These are the key concepts you need to understand to accurately answer the question.

Normal Distribution

The concept of normal distribution is fundamental in statistics and plays a crucial role in hypothesis testing. It is a symmetric, bell-shaped distribution of data around a central mean where most observations cluster around this mean. In typical scenarios, it is assumed that the data follows a normal distribution, which allows for certain statistical tests to be applied effectively. There are several characteristic properties of a normal distribution:

• It is defined by two parameters: the mean (\( \mu \)) and the standard deviation (\( \sigma \)).
• The distribution is symmetrical around its mean, indicating that half of the observations fall below the mean and half above it.
• Approximately 68% of the dataset falls within one standard deviation of the mean, 95% within two, and 99.7% within three standard deviations.
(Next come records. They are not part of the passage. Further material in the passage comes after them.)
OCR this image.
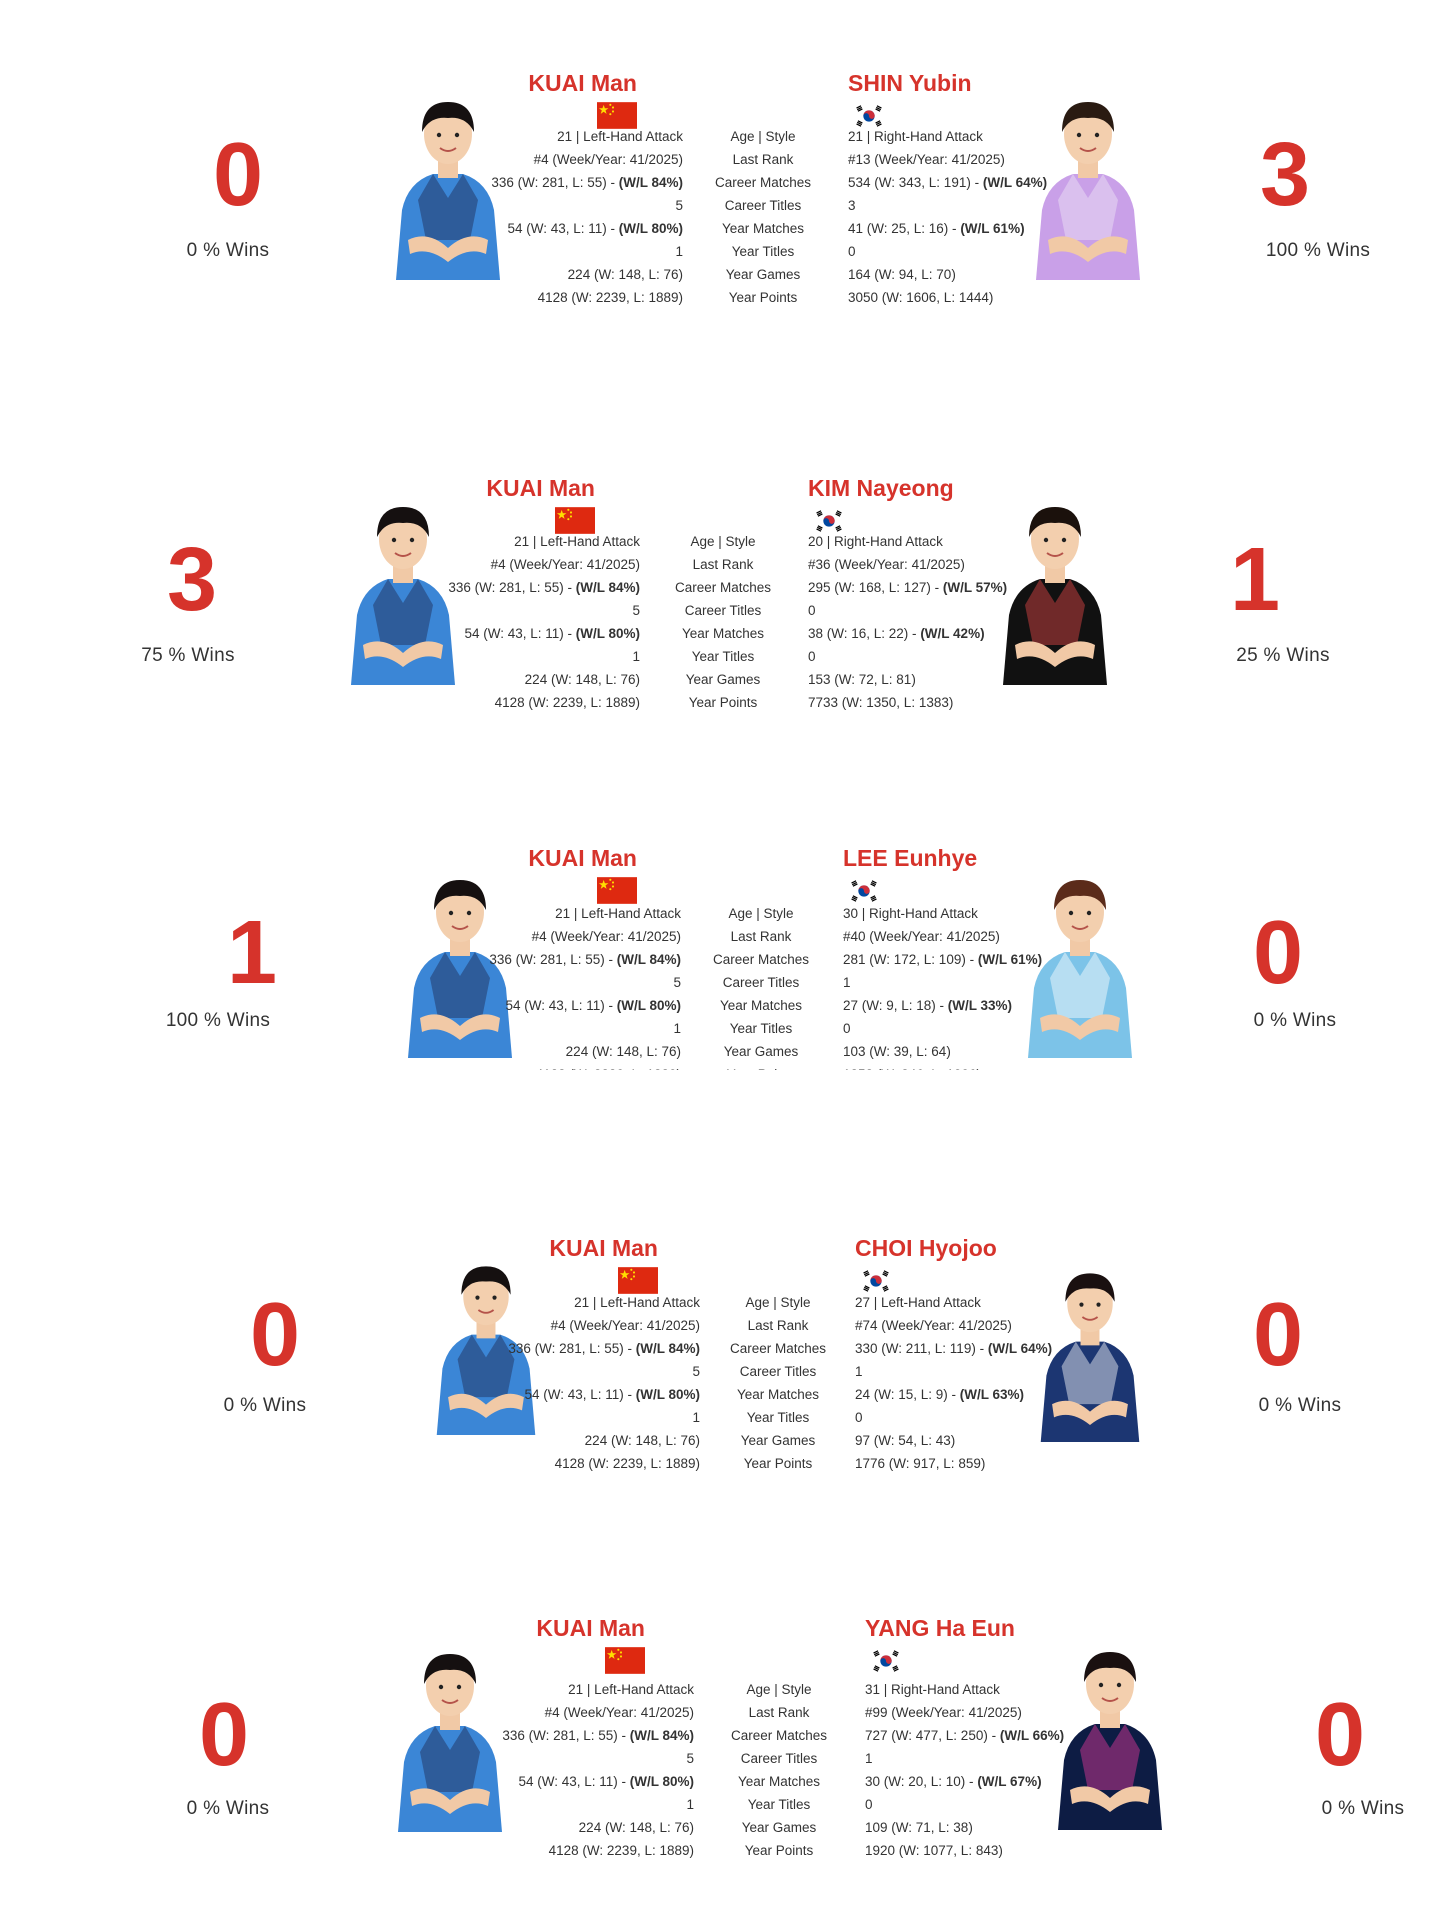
0
0 % Wins
KUAI Man
21 | Left-Hand Attack
#4 (Week/Year: 41/2025)
336 (W: 281, L: 55) - (W/L 84%)
5
54 (W: 43, L: 11) - (W/L 80%)
1
224 (W: 148, L: 76)
4128 (W: 2239, L: 1889)
Age | Style
Last Rank
Career Matches
Career Titles
Year Matches
Year Titles
Year Games
Year Points
SHIN Yubin
21 | Right-Hand Attack
#13 (Week/Year: 41/2025)
534 (W: 343, L: 191) - (W/L 64%)
3
41 (W: 25, L: 16) - (W/L 61%)
0
164 (W: 94, L: 70)
3050 (W: 1606, L: 1444)
3
100 % Wins
3
75 % Wins
KUAI Man
21 | Left-Hand Attack
#4 (Week/Year: 41/2025)
336 (W: 281, L: 55) - (W/L 84%)
5
54 (W: 43, L: 11) - (W/L 80%)
1
224 (W: 148, L: 76)
4128 (W: 2239, L: 1889)
Age | Style
Last Rank
Career Matches
Career Titles
Year Matches
Year Titles
Year Games
Year Points
KIM Nayeong
20 | Right-Hand Attack
#36 (Week/Year: 41/2025)
295 (W: 168, L: 127) - (W/L 57%)
0
38 (W: 16, L: 22) - (W/L 42%)
0
153 (W: 72, L: 81)
7733 (W: 1350, L: 1383)
1
25 % Wins
1
100 % Wins
KUAI Man
21 | Left-Hand Attack
#4 (Week/Year: 41/2025)
336 (W: 281, L: 55) - (W/L 84%)
5
54 (W: 43, L: 11) - (W/L 80%)
1
224 (W: 148, L: 76)
Age | Style
Last Rank
Career Matches
Career Titles
Year Matches
Year Titles
Year Games
LEE Eunhye
30 | Right-Hand Attack
#40 (Week/Year: 41/2025)
281 (W: 172, L: 109) - (W/L 61%)
1
27 (W: 9, L: 18) - (W/L 33%)
0
103 (W: 39, L: 64)
0
0 % Wins
0
0 % Wins
KUAI Man
21 | Left-Hand Attack
#4 (Week/Year: 41/2025)
336 (W: 281, L: 55) - (W/L 84%)
5
54 (W: 43, L: 11) - (W/L 80%)
1
224 (W: 148, L: 76)
4128 (W: 2239, L: 1889)
Age | Style
Last Rank
Career Matches
Career Titles
Year Matches
Year Titles
Year Games
Year Points
CHOI Hyojoo
27 | Left-Hand Attack
#74 (Week/Year: 41/2025)
330 (W: 211, L: 119) - (W/L 64%)
1
24 (W: 15, L: 9) - (W/L 63%)
0
97 (W: 54, L: 43)
1776 (W: 917, L: 859)
0
0 % Wins
0
0 % Wins
KUAI Man
21 | Left-Hand Attack
#4 (Week/Year: 41/2025)
336 (W: 281, L: 55) - (W/L 84%)
5
54 (W: 43, L: 11) - (W/L 80%)
1
224 (W: 148, L: 76)
4128 (W: 2239, L: 1889)
Age | Style
Last Rank
Career Matches
Career Titles
Year Matches
Year Titles
Year Games
Year Points
YANG Ha Eun
31 | Right-Hand Attack
#99 (Week/Year: 41/2025)
727 (W: 477, L: 250) - (W/L 66%)
1
30 (W: 20, L: 10) - (W/L 67%)
0
109 (W: 71, L: 38)
1920 (W: 1077, L: 843)
0
0 % Wins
To test if the body temperature data is normally distributed, we can utilize statistical tests like the Shapiro-Wilk test or visual methods such as Q-Q plots. If the data fits the normal distribution, it allows us to move forward with hypothesis testing steps confidently.

P-value

In hypothesis testing, the P-value is a critical component used to determine the strength of the evidence against the null hypothesis (\( H_0 \)). It represents the probability of observing test results at least as extreme as those observed during the test, assuming that the null hypothesis is true. Here are some key points about the P-value:

• A smaller P-value indicates stronger evidence against the null hypothesis.
• If the P-value is less than the chosen significance level (\( \alpha \)), we reject the null hypothesis. In our exercise, \( \alpha = 0.05 \).
• The calculated P-value in the exercise is approximately 0.0006.
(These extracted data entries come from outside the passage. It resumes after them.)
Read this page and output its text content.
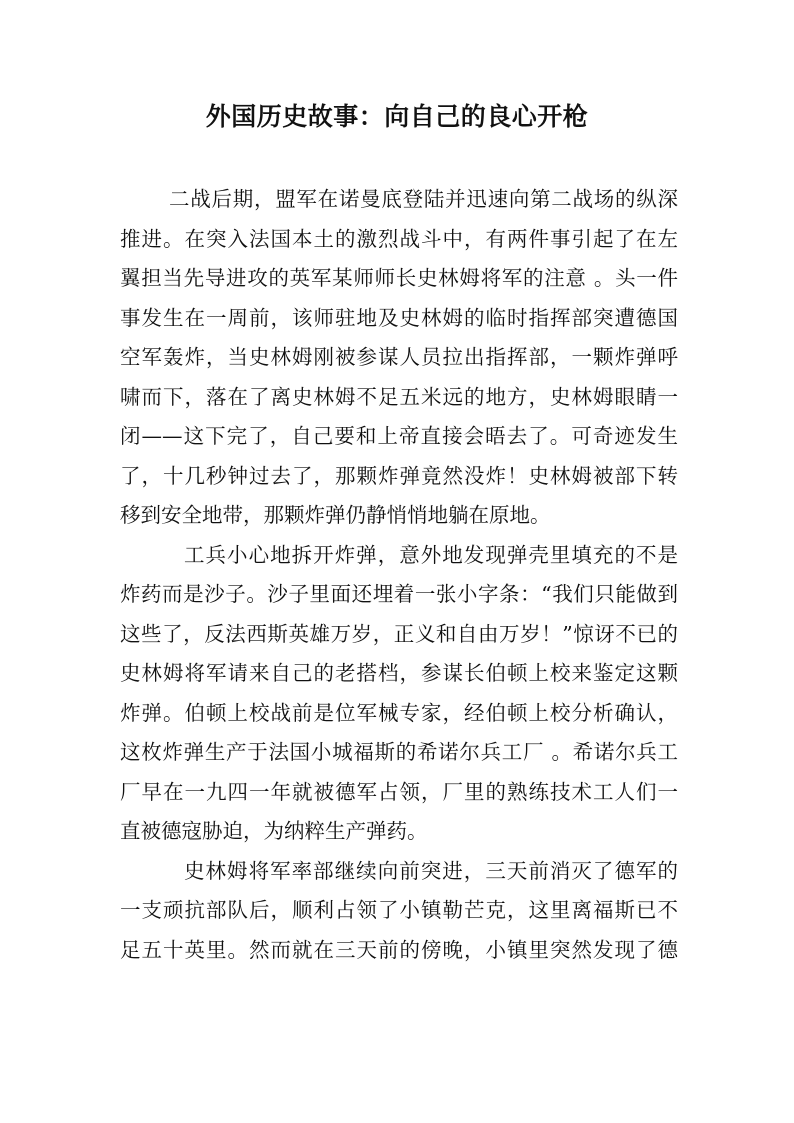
外国历史故事：向自己的良心开枪
二战后期，盟军在诺曼底登陆并迅速向第二战场的纵深
推进。在突入法国本土的激烈战斗中，有两件事引起了在左
翼担当先导进攻的英军某师师长史林姆将军的注意 。头一件
事发生在一周前，该师驻地及史林姆的临时指挥部突遭德国
空军轰炸，当史林姆刚被参谋人员拉出指挥部，一颗炸弹呼
啸而下，落在了离史林姆不足五米远的地方，史林姆眼睛一
闭——这下完了，自己要和上帝直接会晤去了。可奇迹发生
了，十几秒钟过去了，那颗炸弹竟然没炸！史林姆被部下转
移到安全地带，那颗炸弹仍静悄悄地躺在原地。
工兵小心地拆开炸弹，意外地发现弹壳里填充的不是
炸药而是沙子。沙子里面还埋着一张小字条：“我们只能做到
这些了，反法西斯英雄万岁，正义和自由万岁！”惊讶不已的
史林姆将军请来自己的老搭档，参谋长伯顿上校来鉴定这颗
炸弹。伯顿上校战前是位军械专家，经伯顿上校分析确认，
这枚炸弹生产于法国小城福斯的希诺尔兵工厂 。希诺尔兵工
厂早在一九四一年就被德军占领，厂里的熟练技术工人们一
直被德寇胁迫，为纳粹生产弹药。
史林姆将军率部继续向前突进，三天前消灭了德军的
一支顽抗部队后，顺利占领了小镇勒芒克，这里离福斯已不
足五十英里。然而就在三天前的傍晚，小镇里突然发现了德
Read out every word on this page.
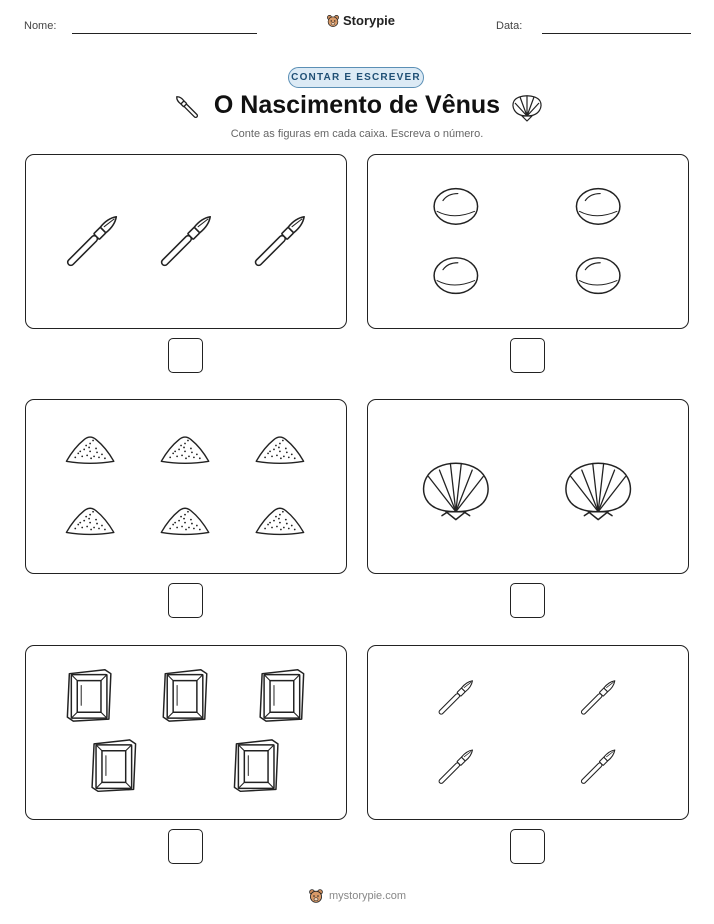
Nome:	Storypie	Data:
CONTAR E ESCREVER
O Nascimento de Vênus
Conte as figuras em cada caixa. Escreva o número.
mystorypie.com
Given the P-value is much less than 0.05, it suggests that the observed data is significantly different from what was expected under the null hypothesis, thereby providing strong evidence to reject \( H_0 \).

Confidence Interval

A confidence interval (CI) provides a range of values that is likely to contain the population mean. It offers a way of expressing the uncertainty around the sample mean. The confidence level associated with a confidence interval quantifies the level of confidence that the interval contains the true population parameter:

• A 95% CI suggests that if we were to take many samples and build intervals in the same way, we would expect 95% of those intervals to contain the population mean.
• The formula for a two-sided CI is:\[ \bar{x} \pm t^* \frac{s}{\sqrt{n}} \] where \( t^* \) is the critical value from the t-distribution.
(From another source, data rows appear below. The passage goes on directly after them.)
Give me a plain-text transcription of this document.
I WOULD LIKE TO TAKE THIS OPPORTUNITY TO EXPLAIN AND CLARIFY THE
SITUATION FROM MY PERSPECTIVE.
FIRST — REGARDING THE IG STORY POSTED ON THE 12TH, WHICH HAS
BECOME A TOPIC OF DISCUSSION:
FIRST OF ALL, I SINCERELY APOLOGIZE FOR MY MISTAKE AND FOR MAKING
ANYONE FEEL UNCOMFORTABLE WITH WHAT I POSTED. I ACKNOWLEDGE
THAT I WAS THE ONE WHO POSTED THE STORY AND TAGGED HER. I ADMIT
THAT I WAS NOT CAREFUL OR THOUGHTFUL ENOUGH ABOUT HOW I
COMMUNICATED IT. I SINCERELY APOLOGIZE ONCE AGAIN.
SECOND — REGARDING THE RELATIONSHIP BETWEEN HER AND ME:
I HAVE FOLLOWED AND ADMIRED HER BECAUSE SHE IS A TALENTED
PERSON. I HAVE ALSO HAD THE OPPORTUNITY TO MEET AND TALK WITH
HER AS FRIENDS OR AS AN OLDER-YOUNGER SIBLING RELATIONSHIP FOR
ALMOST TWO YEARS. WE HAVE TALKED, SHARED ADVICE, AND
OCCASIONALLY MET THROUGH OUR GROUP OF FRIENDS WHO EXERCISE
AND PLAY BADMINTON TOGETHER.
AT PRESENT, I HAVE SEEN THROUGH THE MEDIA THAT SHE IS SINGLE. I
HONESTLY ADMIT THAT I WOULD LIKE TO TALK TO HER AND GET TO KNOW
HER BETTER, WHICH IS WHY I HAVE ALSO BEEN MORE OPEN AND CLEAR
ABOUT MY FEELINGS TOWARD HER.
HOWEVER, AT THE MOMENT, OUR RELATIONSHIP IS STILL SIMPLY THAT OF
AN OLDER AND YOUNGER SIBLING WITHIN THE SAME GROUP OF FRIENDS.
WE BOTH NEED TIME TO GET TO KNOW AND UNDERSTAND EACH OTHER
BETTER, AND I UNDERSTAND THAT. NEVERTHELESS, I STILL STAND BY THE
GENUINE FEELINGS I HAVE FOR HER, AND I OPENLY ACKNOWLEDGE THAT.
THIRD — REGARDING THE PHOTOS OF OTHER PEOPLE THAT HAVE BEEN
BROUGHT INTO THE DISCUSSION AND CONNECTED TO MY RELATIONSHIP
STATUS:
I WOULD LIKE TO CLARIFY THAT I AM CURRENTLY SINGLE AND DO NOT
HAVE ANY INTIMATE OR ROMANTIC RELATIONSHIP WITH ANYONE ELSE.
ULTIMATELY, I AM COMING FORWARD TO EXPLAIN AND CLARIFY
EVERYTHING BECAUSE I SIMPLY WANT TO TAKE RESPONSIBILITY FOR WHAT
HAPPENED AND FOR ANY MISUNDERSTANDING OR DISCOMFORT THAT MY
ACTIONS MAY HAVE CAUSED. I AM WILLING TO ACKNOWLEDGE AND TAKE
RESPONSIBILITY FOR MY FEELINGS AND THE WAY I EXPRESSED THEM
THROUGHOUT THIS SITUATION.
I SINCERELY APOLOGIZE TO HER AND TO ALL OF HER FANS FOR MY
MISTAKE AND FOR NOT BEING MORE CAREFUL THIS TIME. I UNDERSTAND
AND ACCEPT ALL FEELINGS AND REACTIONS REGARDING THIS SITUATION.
In the exercise, a 95% CI was calculated to be approximately \([98.20, 98.48]\). Since 98.6 is not within this interval, the confidence interval further supports rejecting \( H_0 \), lending credence to our findings from the hypothesis test.

Sample Size Determination

Sample size determination is essential to ensure a hypothesis test has adequate power. Power is the probability of correctly rejecting the null hypothesis when it is false. To achieve desired power and detect specific effect sizes, calculating the appropriate sample size is vital. Here are some insights into of sample size determination:

• Power (\( 1 - \beta \)) should be sufficiently high, typically 0.8 or 0.9, to detect an effect if there is one.
• The larger the effect size we wish to detect, the smaller the sample size required, and vice versa.
• The formulae for determining necessary sample sizes are derived from power equations and depend on the desired power, effect size, and significance level.

In our exercise, to detect a true mean of 98.2 with a power of at least 0.9, the calculated sample size was \( n \approx 49 \). This ensures that our study has a sufficient sample size to reliably detect an effect, minimizing both Type I and Type II errors.